Prospective and Significance

The proposed vascular disruption approach is currently a theoretical endeavor. Ideally, it would have an experimental basis, but that is beyond the scope of this paper. Future experimental effort will be based on the calculations of this paper as well as development of the detailed microsphere design. For example, this paper presupposes that the microspheres will preferentially attach to a tumor’s blood vessels and avoid the issues associated with transporting radioactive material to other tissues.

Accomplishing preferential attachment requires significant development. For example, the microsphere design effort will evaluate a variety of physical approaches (e.g., electric charge, heat, pH, and electromagnetic fields) to facilitate the preferential attachment of the microsphere to the tumor’s vascular wall.

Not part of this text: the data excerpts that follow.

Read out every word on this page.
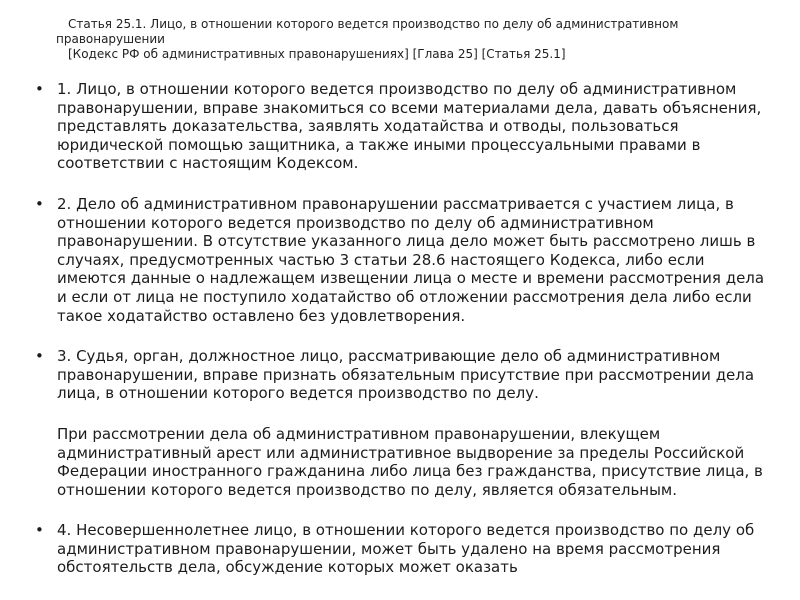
Статья 25.1. Лицо, в отношении которого ведется производство по делу об административном правонарушении
[Кодекс РФ об административных правонарушениях] [Глава 25] [Статья 25.1]
• 1. Лицо, в отношении которого ведется производство по делу об административном правонарушении, вправе знакомиться со всеми материалами дела, давать объяснения, представлять доказательства, заявлять ходатайства и отводы, пользоваться юридической помощью защитника, а также иными процессуальными правами в соответствии с настоящим Кодексом.
• 2. Дело об административном правонарушении рассматривается с участием лица, в отношении которого ведется производство по делу об административном правонарушении. В отсутствие указанного лица дело может быть рассмотрено лишь в случаях, предусмотренных частью 3 статьи 28.6 настоящего Кодекса, либо если имеются данные о надлежащем извещении лица о месте и времени рассмотрения дела и если от лица не поступило ходатайство об отложении рассмотрения дела либо если такое ходатайство оставлено без удовлетворения.
• 3. Судья, орган, должностное лицо, рассматривающие дело об административном правонарушении, вправе признать обязательным присутствие при рассмотрении дела лица, в отношении которого ведется производство по делу.
При рассмотрении дела об административном правонарушении, влекущем административный арест или административное выдворение за пределы Российской Федерации иностранного гражданина либо лица без гражданства, присутствие лица, в отношении которого ведется производство по делу, является обязательным.
• 4. Несовершеннолетнее лицо, в отношении которого ведется производство по делу об административном правонарушении, может быть удалено на время рассмотрения обстоятельств дела, обсуждение которых может оказать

The specific microsphere design characteristics that require experimental investigation include its material composition, electric charge and its spatial distribution, physical size and shape, and dielectric and diamagnetic characteristics. The final microsphere design may be enhanced through the use of activating agents which could include the use of lasers, heat, electric fields, magnetic fields, microwaves, and a spectrum of radiofrequency radiation. Both the microsphere design and activating agents require extensive verification efforts. These investigations and the results of this paper are required before a microsphere experiment can be performed. Accordingly, no experimental data associated with tumor vascular disruption are included in this paper.

Conclusions

32P and 90Y has been incorporated into microspheres to facilitate the radioembolization of a tumor’s vascular structure. Although these high-energy beta emitters effectively irradiate the vessel wall, their range and associated bremsstrahlung also irradiate healthy tissue lying outside the vasculature.

Internal radiation-generating devices have the potential to localize dose in the tumor vasculature and facilitate its disruption. Although beyond current technology, these devices suggest a variety of radiation types including protons, alpha particles, 12C ions, 20Ne ions, 40Ca ions, and low-energy photons can be used to facilitate vascular disruption. The internal radiation generating device absorbed dose calculations suggest that low-energy beta-gamma and alpha emitting radionuclides incorporated into a microsphere are additional options to localize dose in a tumor’s vasculature.

Specific microsphere calculations utilizing beta-gamma and alpha emitting radionuclides suggest a number of nuclides are candidates to replace 90Y in microsphere applications. Each of these nuclides provides improved dose localization and minimizes the dose beyond the target tumor vasculature. However, considerable development is required to design an appropriate microsphere loaded with alpha or low-energy beta-gamma emitting radionuclides and to verify its capability to perform as designed. If appropriately designed, these various beta-gamma and alpha microspheres have significant potential to minimize the absorbed dose delivered to non-target tissues.